Improvement Speaker Similarity for Zero-Shot Any-to-Any Voice Conversion of Whispered and Regular Speech
Anastasia Avdeeva, Aleksei Gusev
TL;DR
The paper tackles zero-shot any-to-any VC for both whispered and regular speech, aiming to maximize speaker similarity in real-time. It introduces SpeakerVC, a lightweight system based on StyleTTS2, augmented with a HuBERT-based encoder producing discrete units and a cosine speaker loss $L_{spk} = \frac{1}{N}\left(1 - \frac{X \cdot Y}{\|X\| \|Y\|}\right)$, trained on expanded datasets with whispered data. Three decoder variants (Tacotron2, FastSpeech2, SpeakerVC) are explored, with SpeakerVC further enhanced by an Acoustic Style Encoder and ECAPA-TDNN speaker embeddings, enabling strong EER and SIM-o performance while keeping streaming latency around 0.8 seconds. Across objective and subjective evaluations (WER, EER, SIM-o, SMOS), the proposed methods, especiallySpeakerVC, outperform several SOTA TTS/VC baselines in any-to-any scenarios, including whispered-to-speech tasks, and demonstrate robustness for streaming deployment.
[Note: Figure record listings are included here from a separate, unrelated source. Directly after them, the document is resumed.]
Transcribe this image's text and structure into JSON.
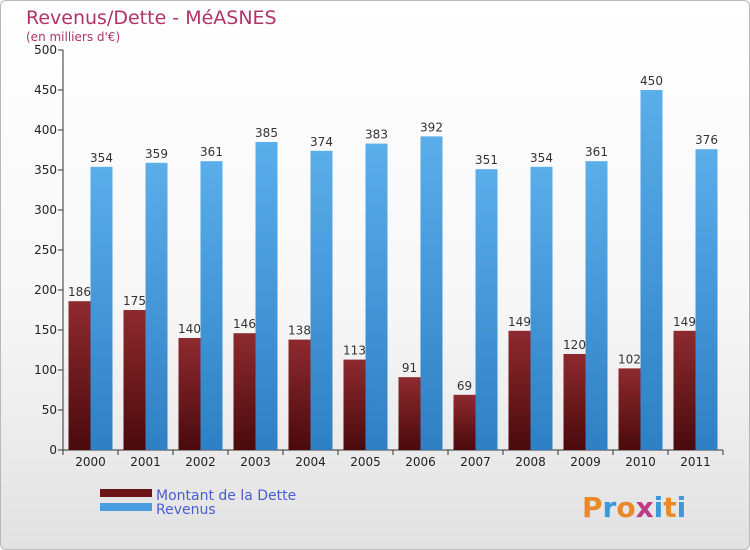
{
  "chart_data": {
    "type": "bar",
    "title": "Revenus/Dette - MéASNES",
    "subtitle": "(en milliers d'€)",
    "categories": [
      "2000",
      "2001",
      "2002",
      "2003",
      "2004",
      "2005",
      "2006",
      "2007",
      "2008",
      "2009",
      "2010",
      "2011"
    ],
    "series": [
      {
        "name": "Montant de la Dette",
        "color": "#7a1e22",
        "values": [
          186,
          175,
          140,
          146,
          138,
          113,
          91,
          69,
          149,
          120,
          102,
          149
        ]
      },
      {
        "name": "Revenus",
        "color": "#4a9ee0",
        "values": [
          354,
          359,
          361,
          385,
          374,
          383,
          392,
          351,
          354,
          361,
          450,
          376
        ]
      }
    ],
    "ylim": [
      0,
      500
    ],
    "yticks": [
      0,
      50,
      100,
      150,
      200,
      250,
      300,
      350,
      400,
      450,
      500
    ],
    "grid": false,
    "legend": "bottom-left"
  },
  "logo": {
    "text": "Proxiti",
    "colors": [
      "#e8892a",
      "#3a9ad9",
      "#e8892a",
      "#c03a8a",
      "#3a9ad9",
      "#e8892a",
      "#3a9ad9"
    ]
  }
}
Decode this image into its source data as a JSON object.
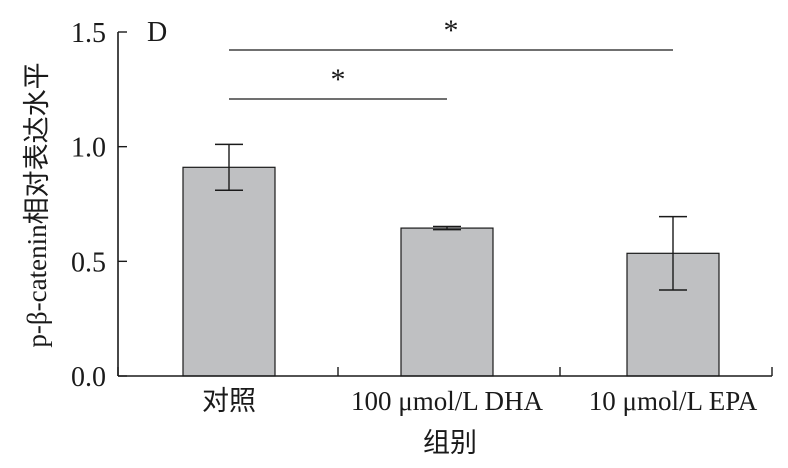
{
  "chart_data": {
    "type": "bar",
    "panel_label": "D",
    "categories": [
      "对照",
      "100 μmol/L DHA",
      "10 μmol/L EPA"
    ],
    "values": [
      0.91,
      0.645,
      0.535
    ],
    "errors": [
      0.1,
      0.007,
      0.16
    ],
    "xlabel": "组别",
    "ylabel": "p-β-catenin相对表达水平",
    "ylim": [
      0.0,
      1.5
    ],
    "yticks": [
      0.0,
      0.5,
      1.0,
      1.5
    ],
    "ytick_labels": [
      "0.0",
      "0.5",
      "1.0",
      "1.5"
    ],
    "grid": false,
    "bar_color": "#bfc0c2",
    "bar_edge_color": "#1a1a1a",
    "significance": [
      {
        "from": 0,
        "to": 1,
        "label": "*"
      },
      {
        "from": 0,
        "to": 2,
        "label": "*"
      }
    ]
  }
}
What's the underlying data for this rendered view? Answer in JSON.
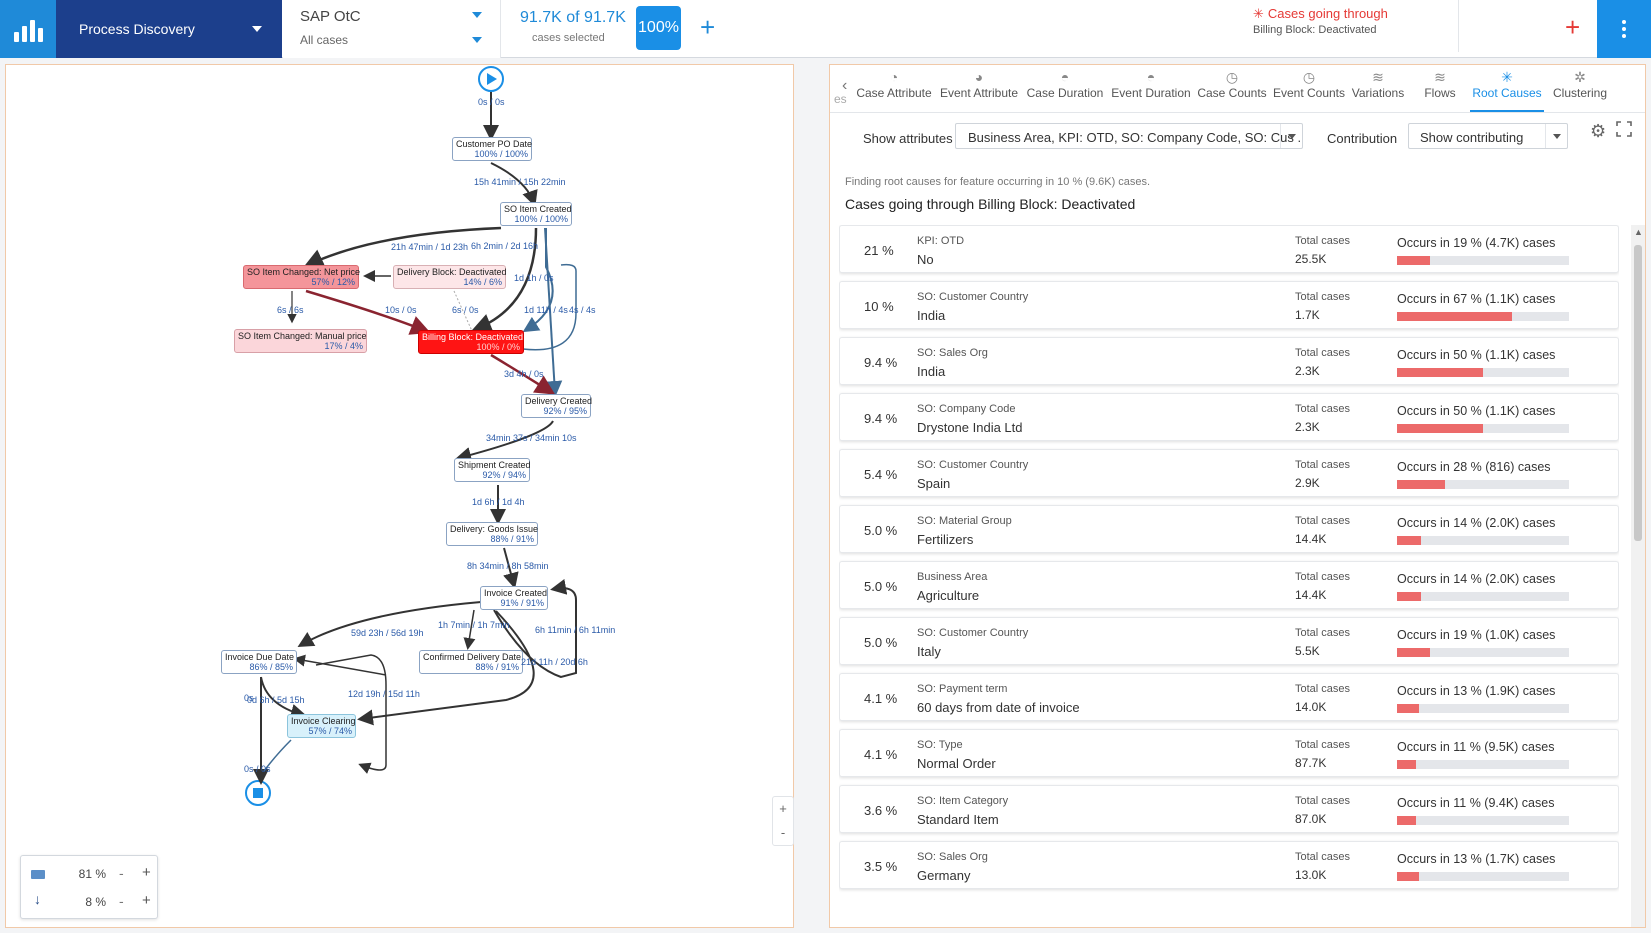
{
  "topbar": {
    "app_name": "Process Discovery",
    "dataset_name": "SAP OtC",
    "dataset_filter": "All cases",
    "cases_count": "91.7K of 91.7K",
    "cases_label": "cases selected",
    "cases_pct": "100%",
    "add_filter": "+",
    "active_filter_title": "Cases going through",
    "active_filter_sub": "Billing Block: Deactivated",
    "active_filter_add": "+"
  },
  "process_map": {
    "start_edge_label": "0s / 0s",
    "nodes": [
      {
        "id": "customer_po_date",
        "title": "Customer PO Date",
        "pct": "100% / 100%"
      },
      {
        "id": "so_item_created",
        "title": "SO Item Created",
        "pct": "100% / 100%"
      },
      {
        "id": "so_item_changed_net_price",
        "title": "SO Item Changed: Net price",
        "pct": "57% / 12%"
      },
      {
        "id": "delivery_block_deactivated",
        "title": "Delivery Block: Deactivated",
        "pct": "14% / 6%"
      },
      {
        "id": "so_item_changed_manual_price",
        "title": "SO Item Changed: Manual price",
        "pct": "17% / 4%"
      },
      {
        "id": "billing_block_deactivated",
        "title": "Billing Block: Deactivated",
        "pct": "100% / 0%"
      },
      {
        "id": "delivery_created",
        "title": "Delivery Created",
        "pct": "92% / 95%"
      },
      {
        "id": "shipment_created",
        "title": "Shipment Created",
        "pct": "92% / 94%"
      },
      {
        "id": "delivery_goods_issue",
        "title": "Delivery: Goods Issue",
        "pct": "88% / 91%"
      },
      {
        "id": "invoice_created",
        "title": "Invoice Created",
        "pct": "91% / 91%"
      },
      {
        "id": "invoice_due_date",
        "title": "Invoice Due Date",
        "pct": "86% / 85%"
      },
      {
        "id": "confirmed_delivery_date",
        "title": "Confirmed Delivery Date",
        "pct": "88% / 91%"
      },
      {
        "id": "invoice_clearing",
        "title": "Invoice Clearing",
        "pct": "57% / 74%"
      }
    ],
    "edge_labels": [
      "15h 41min / 15h 22min",
      "21h 47min / 1d 23h",
      "6h 2min / 2d 16h",
      "1d 1h / 0s",
      "6s / 6s",
      "10s / 0s",
      "6s / 0s",
      "1d 11h / 4s",
      "4s / 4s",
      "3d 4h / 0s",
      "34min 37s / 34min 10s",
      "1d 6h / 1d 4h",
      "8h 34min / 8h 58min",
      "59d 23h / 56d 19h",
      "1h 7min / 1h 7min",
      "6h 11min / 6h 11min",
      "21d 11h / 20d 6h",
      "0s",
      "0d 6h / 5d 15h",
      "12d 19h / 15d 11h",
      "0s / 0s"
    ],
    "slider_activities_pct": "81 %",
    "slider_paths_pct": "8 %",
    "slider_minus": "-",
    "slider_plus": "+",
    "zoom_in": "+",
    "zoom_out": "-"
  },
  "right_panel": {
    "prev_tab_partial": "es",
    "tabs": [
      {
        "label": "Case Attribute",
        "icon": "pie-chart-icon"
      },
      {
        "label": "Event Attribute",
        "icon": "pie-chart-icon"
      },
      {
        "label": "Case Duration",
        "icon": "gauge-icon"
      },
      {
        "label": "Event Duration",
        "icon": "gauge-icon"
      },
      {
        "label": "Case Counts",
        "icon": "clock-icon"
      },
      {
        "label": "Event Counts",
        "icon": "clock-icon"
      },
      {
        "label": "Variations",
        "icon": "variations-icon"
      },
      {
        "label": "Flows",
        "icon": "flows-icon"
      },
      {
        "label": "Root Causes",
        "icon": "root-causes-icon",
        "active": true
      },
      {
        "label": "Clustering",
        "icon": "clustering-icon"
      }
    ],
    "show_attributes_label": "Show attributes",
    "show_attributes_value": "Business Area, KPI: OTD, SO: Company Code, SO: Cus ...",
    "contribution_label": "Contribution",
    "contribution_value": "Show contributing",
    "finding_note": "Finding root causes for feature occurring in 10 % (9.6K) cases.",
    "finding_title": "Cases going through Billing Block: Deactivated",
    "total_cases_label": "Total cases",
    "root_causes": [
      {
        "pct": "21 %",
        "attr": "KPI: OTD",
        "value": "No",
        "total": "25.5K",
        "occurs": "Occurs in 19 % (4.7K) cases",
        "occurs_frac": 0.19
      },
      {
        "pct": "10 %",
        "attr": "SO: Customer Country",
        "value": "India",
        "total": "1.7K",
        "occurs": "Occurs in 67 % (1.1K) cases",
        "occurs_frac": 0.67
      },
      {
        "pct": "9.4 %",
        "attr": "SO: Sales Org",
        "value": "India",
        "total": "2.3K",
        "occurs": "Occurs in 50 % (1.1K) cases",
        "occurs_frac": 0.5
      },
      {
        "pct": "9.4 %",
        "attr": "SO: Company Code",
        "value": "Drystone India Ltd",
        "total": "2.3K",
        "occurs": "Occurs in 50 % (1.1K) cases",
        "occurs_frac": 0.5
      },
      {
        "pct": "5.4 %",
        "attr": "SO: Customer Country",
        "value": "Spain",
        "total": "2.9K",
        "occurs": "Occurs in 28 % (816) cases",
        "occurs_frac": 0.28
      },
      {
        "pct": "5.0 %",
        "attr": "SO: Material Group",
        "value": "Fertilizers",
        "total": "14.4K",
        "occurs": "Occurs in 14 % (2.0K) cases",
        "occurs_frac": 0.14
      },
      {
        "pct": "5.0 %",
        "attr": "Business Area",
        "value": "Agriculture",
        "total": "14.4K",
        "occurs": "Occurs in 14 % (2.0K) cases",
        "occurs_frac": 0.14
      },
      {
        "pct": "5.0 %",
        "attr": "SO: Customer Country",
        "value": "Italy",
        "total": "5.5K",
        "occurs": "Occurs in 19 % (1.0K) cases",
        "occurs_frac": 0.19
      },
      {
        "pct": "4.1 %",
        "attr": "SO: Payment term",
        "value": "60 days from date of invoice",
        "total": "14.0K",
        "occurs": "Occurs in 13 % (1.9K) cases",
        "occurs_frac": 0.13
      },
      {
        "pct": "4.1 %",
        "attr": "SO: Type",
        "value": "Normal Order",
        "total": "87.7K",
        "occurs": "Occurs in 11 % (9.5K) cases",
        "occurs_frac": 0.11
      },
      {
        "pct": "3.6 %",
        "attr": "SO: Item Category",
        "value": "Standard Item",
        "total": "87.0K",
        "occurs": "Occurs in 11 % (9.4K) cases",
        "occurs_frac": 0.11
      },
      {
        "pct": "3.5 %",
        "attr": "SO: Sales Org",
        "value": "Germany",
        "total": "13.0K",
        "occurs": "Occurs in 13 % (1.7K) cases",
        "occurs_frac": 0.13
      }
    ]
  },
  "colors": {
    "brand_blue": "#1a8fe6",
    "app_navy": "#1c3f8c",
    "alert_red": "#e53935",
    "bar_red": "#ec6a6a",
    "node_highlight": "#ff1a1a"
  }
}
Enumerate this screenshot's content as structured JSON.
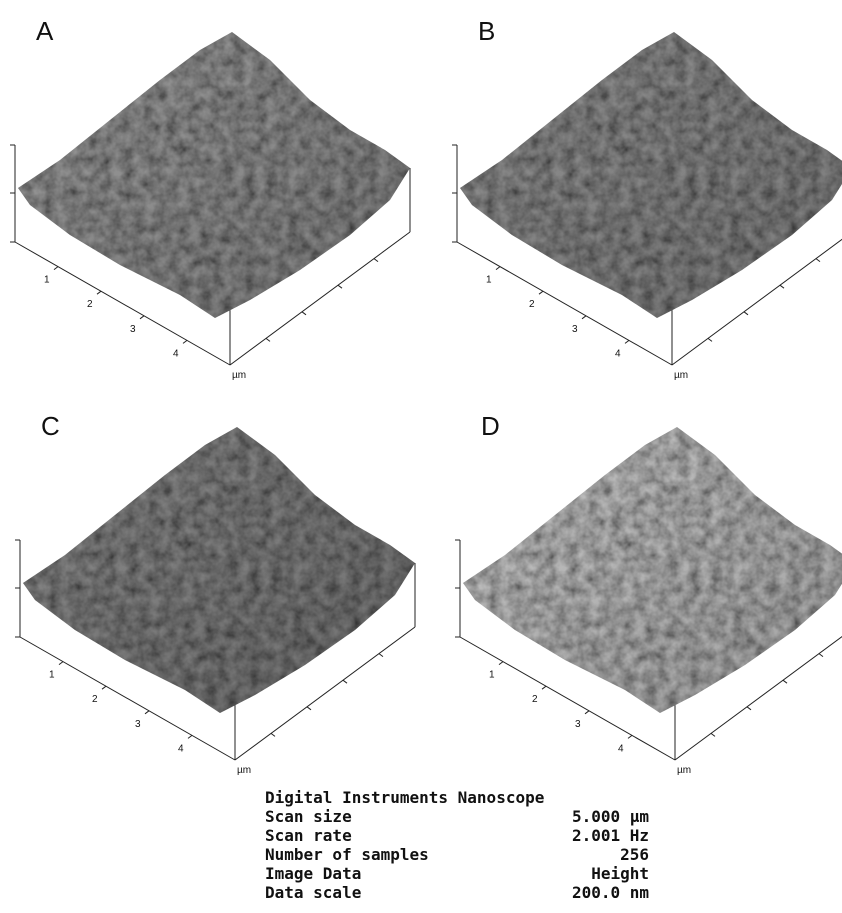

The work highlights that incorporating a dedicated speaker loss and scaling the speaker pool during training significantly improves speaker identity transfer, contributing to practical, real-time whisper-aware VC capabilities.
Abstract
Zero-shot voice conversion aims to transfer the voice of a source speaker to that of a speaker unseen during training, while preserving the content information. Although various methods have been proposed to reconstruct speaker information in generated speech, there is still room for improvement in achieving high similarity between generated and ground truth recordings. Furthermore, zero-shot voice conversion for speech in specific domains, such as whispered, remains an unexplored area. To address this problem, we propose a SpeakerVC model that can effectively perform zero-shot speech conversion in both voiced and whispered domains, while being lightweight and capable of running in streaming mode without significant quality degradation. In addition, we explore methods to improve the quality of speaker identity transfer and demonstrate their effectiveness for a variety of voice conversion systems.